How I Used the “Temptation Bundling” Method to Finally Get My Exercise Routine to Stick
I started listening to “Atomic Habits” on audiobook two years ago as I was painting the common areas in our house. To this day, I find myself remembering the strategies and techniques author James Clear discusses. The book made such an impression on me that I bought a hard copy for my personal library.
My biggest takeaway from the book, which should come as no surprise because of its title, is that tiny changes can yield truly astounding results. It’s incredibly empowering to realize you have the ability to do whatever you want, or, as Clear would have us say, become whoever you want to be.
One thing I’ve never been is an exerciser. But, listen, once 40 hit, especially because it hit during a pandemic, I started thinking about becoming one.
I tried. I had so many fits and starts of things that sort of stuck for a little while. I went through a stint of walking 10,000 steps a day (it’s harder than it sounds when you’re a writer and you work from home!) and a couple months of HIIT training with an app. I even used my New Year, new start energy to do Yoga with Adriene for a good three weeks every night. But each of these attempts fizzled out before they could crystalize into a solid habit.

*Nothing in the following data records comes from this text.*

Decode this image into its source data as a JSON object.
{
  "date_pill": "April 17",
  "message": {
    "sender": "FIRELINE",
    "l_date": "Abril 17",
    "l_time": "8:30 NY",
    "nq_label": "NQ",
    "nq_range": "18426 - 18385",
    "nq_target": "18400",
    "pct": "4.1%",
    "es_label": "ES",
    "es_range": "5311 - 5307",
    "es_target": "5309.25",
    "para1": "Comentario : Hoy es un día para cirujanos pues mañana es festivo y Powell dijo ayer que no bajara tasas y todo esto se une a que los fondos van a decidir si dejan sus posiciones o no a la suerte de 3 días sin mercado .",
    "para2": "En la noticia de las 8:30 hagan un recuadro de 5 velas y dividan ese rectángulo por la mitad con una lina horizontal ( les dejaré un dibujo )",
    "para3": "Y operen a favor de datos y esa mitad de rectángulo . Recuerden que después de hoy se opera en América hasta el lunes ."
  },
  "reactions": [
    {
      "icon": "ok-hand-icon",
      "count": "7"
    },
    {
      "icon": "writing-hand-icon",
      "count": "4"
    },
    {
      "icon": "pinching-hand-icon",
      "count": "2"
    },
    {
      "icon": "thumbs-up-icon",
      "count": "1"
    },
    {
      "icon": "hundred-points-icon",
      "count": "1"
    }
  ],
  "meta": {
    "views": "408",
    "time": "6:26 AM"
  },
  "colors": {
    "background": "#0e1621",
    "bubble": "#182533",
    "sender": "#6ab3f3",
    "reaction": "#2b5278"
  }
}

One of James Clear’s strategies addresses this exact feeling of still not wanting to do the thing you are trying to do. Temptation bundling addresses this lack of willpower, harnessing your desire to do something you enjoy in order to spur action toward the habit you want to create.
Clear writes, “Temptation bundling works by linking an action you want to do with an action you need do.” He goes on to explain, “You’re more likely to find a behavior attractive if you get to do one of your favorite things at the same time. Perhaps you want to hear about the latest celebrity gossip, but you need to get in shape. Using temptation bundling, you could only read the tabloids and watch reality shows at the gym.”

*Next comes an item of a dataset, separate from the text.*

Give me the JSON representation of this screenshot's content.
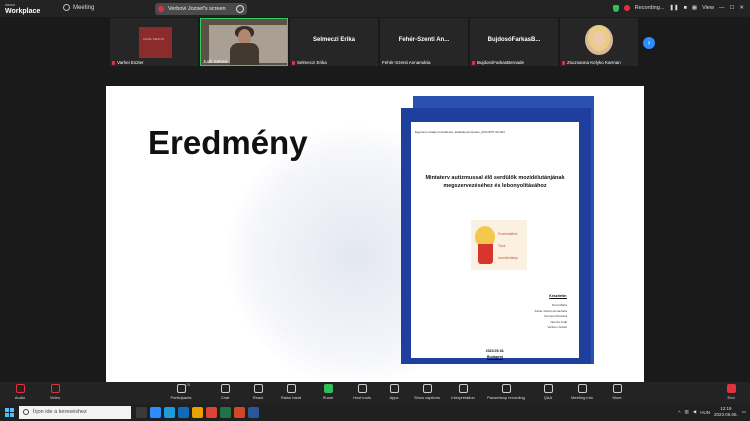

The practice might seem like you’re simply tricking yourself into doing something you hate (hey, I’m not above that!) but it’s actually rooted in a psychology theory called Premack’s Principle, which states, “More probable behaviors will reinforce less probable behaviors.” So this practice goes deeper than merely giving yourself a treat when you do something you don’t like doing. Rather, tying your desired habit to something you already enjoy makes it more likely that you’ll do it and even, as I discovered, want to do it.
I tried this on my journey to becoming a person who exercises, and it’s been one of the most successful techniques yet. I began watching a show that I liked but only let myself watch it while doing my Couch to 5K on the treadmill. Premack’s Principle sprung into action: Before I knew it, I found myself craving a treadmill session. Who am I now??
Even if an exercise routine isn’t what you’re trying to implement, temptation bundling can serve you in any area of life you struggle to make consistent. For instance, you could choose an audiobook thriller to listen to — but only allow yourself to indulge while you tackle the laundry. Before you know it, you’ll be caught up on laundry perpetually.
Forming habits isn’t about the sheer power of your will or the strength of your determination. Often, it’s about finding the way that works for you to make that habit easier. Temptation bundling is a powerful one.